Jak takie komentarze wpływają na postrzeganie depresji i siebie samych przez osoby chore?

Przeprowadzone kilka lat temu badania dotyczące stygmatyzacji osób chorych psychicznie wykazały, że osoby chorujące na depresję, ale także inne zaburzenia psychiczne, często same postrzegają swoją chorobę jako coś wstydliwego, szkodliwego dla społeczeństwa, niechcianego. Autostygmatyzacja jest ogromnym problemem, ponieważ znacznie wydłuża proces zdrowienia, a czasami nawet go hamuje.

Taka krytyczna względem siebie postawa sprawia, że rzadziej sięgamy po pomoc. Zamykamy się w sobie i izolujemy się od ludzi wokół nas. Nie jesteśmy chętni, by pracować z trudnościami. To jest bardzo przykre, zwłaszcza dlatego, że obecnie mamy wiele sposobów na to, by walczyć z depresją: psychoterapia dostępna w różnych nurtach, coraz nowocześniejsze formy farmakoterapii. Rozwijają się także badania nad innymi formami leczenia, chociażby opartymi na psychodelikach. Zakres pomocy staje się coraz szerszy.

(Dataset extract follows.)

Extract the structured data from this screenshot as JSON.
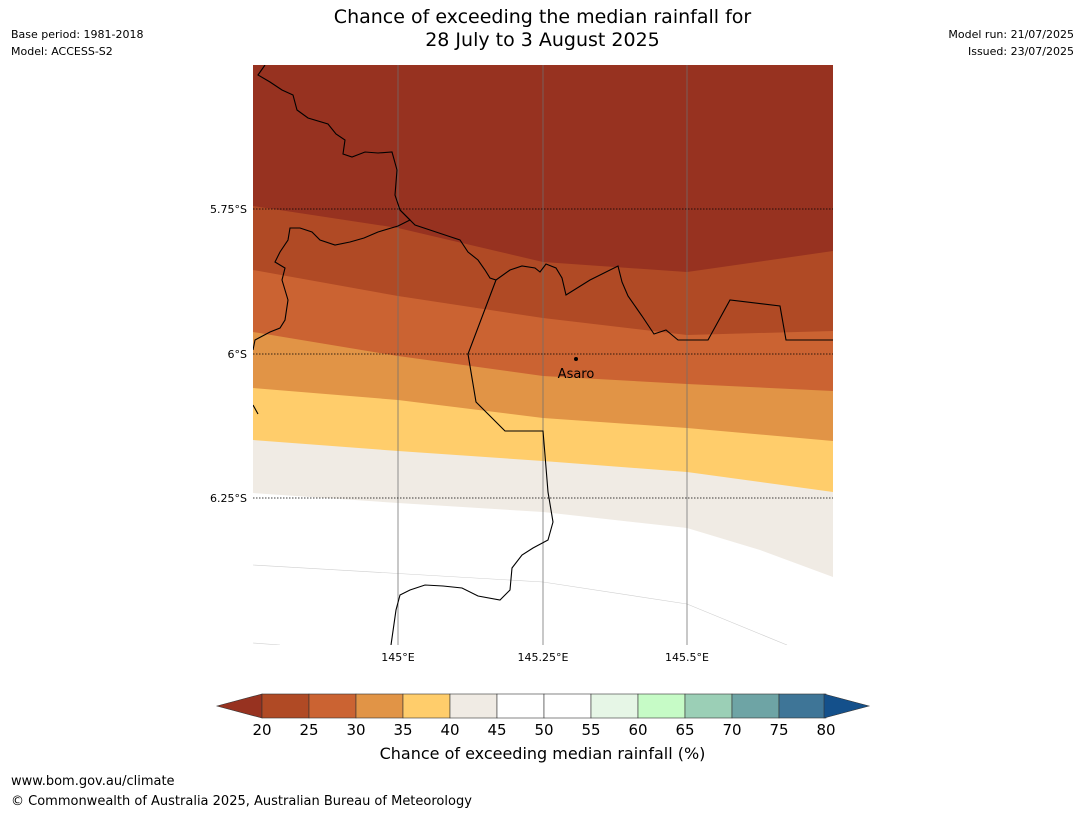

Nawiązując do wstydu, o którym powiedziałaś: z badań wynika, że depresja nie ma płci, ale mam wrażenie, że męska depresja jest mniej widoczna.

Mężczyźni, niestety, nadal często muszą mierzyć się i zmagać ze stereotypem silnego macho, który jest twardy i nie prosi o pomoc, bo zawsze wspaniale radzi sobie sam. To bardzo szkodliwy mit, który niestety wciąż funkcjonuje w zbiorowej świadomości. Tymczasem badania pokazują, że chociaż panowie chorują na depresję rzadziej niż kobiety, znacznie częściej popełniają skuteczne próby samobójcze.

Z danych WHO wynika, że każdego dnia w Polsce 15 osób popełnia samobójstwo, a 12 z nich to mężczyźni.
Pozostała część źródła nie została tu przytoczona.